In 1969, Liverpudlian and Beatles singer-songwriter McCartney was 27. Newly reflecting on that strange time for the Guardian, McCartney has written, “The strangest rumour started floating around just as the Beatles were breaking up – that I was dead.”
He continued, “We had heard it long before, but suddenly, in that autumn of 1969, stirred up by a DJ in America, it took on a force all its own, so that millions of fans around the world believed I was actually gone.”
The Beatles were swimming in legal rows, mostly pertaining to their manager Allen Klein. Meanwhile, McCartney thought it best to get out of London for a while, to raise his new child, Mary, with his wife, Linda.
McCartney recounted asking his wife how the rumour could be believed by so many, noting that they had moved to their remote farm in Scotland “precisely to get away from the kind of malevolent talk that was bringing the Beatles down.”
Reflecting after over five decades have passed, the iconic singer mused, “I’m beginning to think that the rumours were more accurate than one might have thought at the time. In so many ways, I was dead.”
In his own words, McCartney was “A 27-year-old about-to-become-ex-Beatle, drowning in a sea of legal and personal rows that were sapping my energy, in need of a complete life makeover. Would I ever be able to move on from what had been an amazing decade, I thought.”
Thankfully, the stint on the farm, away from the intensity of the capital, was just what McCartney needed. He wrote, “It was becoming clear to our inner circle that something exciting was happening. The old Paul was no longer the new Paul. For the first time in years, I felt free, suddenly leading and directing my own life.”

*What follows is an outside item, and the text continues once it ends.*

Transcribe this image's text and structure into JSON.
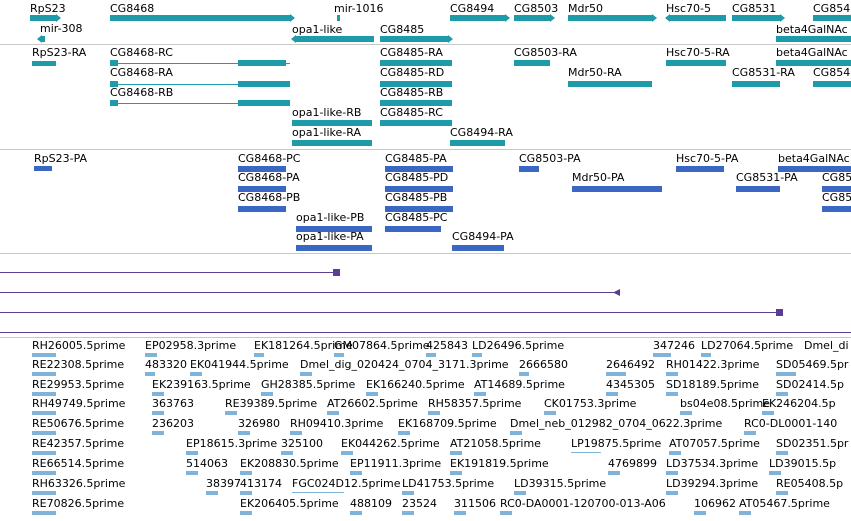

McCartney’s life will soon be depicted in four upcoming Beatles biopics. The movies, which will explore the story of The Beatles from the perspectives of John Lennon, Paul McCartney, George Harrison, and Ringo Starr, are set to be released in cinemas in 2028. Saoirse Ronan will play McCartney’s wife Linda, while the man himself will be played by Gladiator II star Paul Mescal.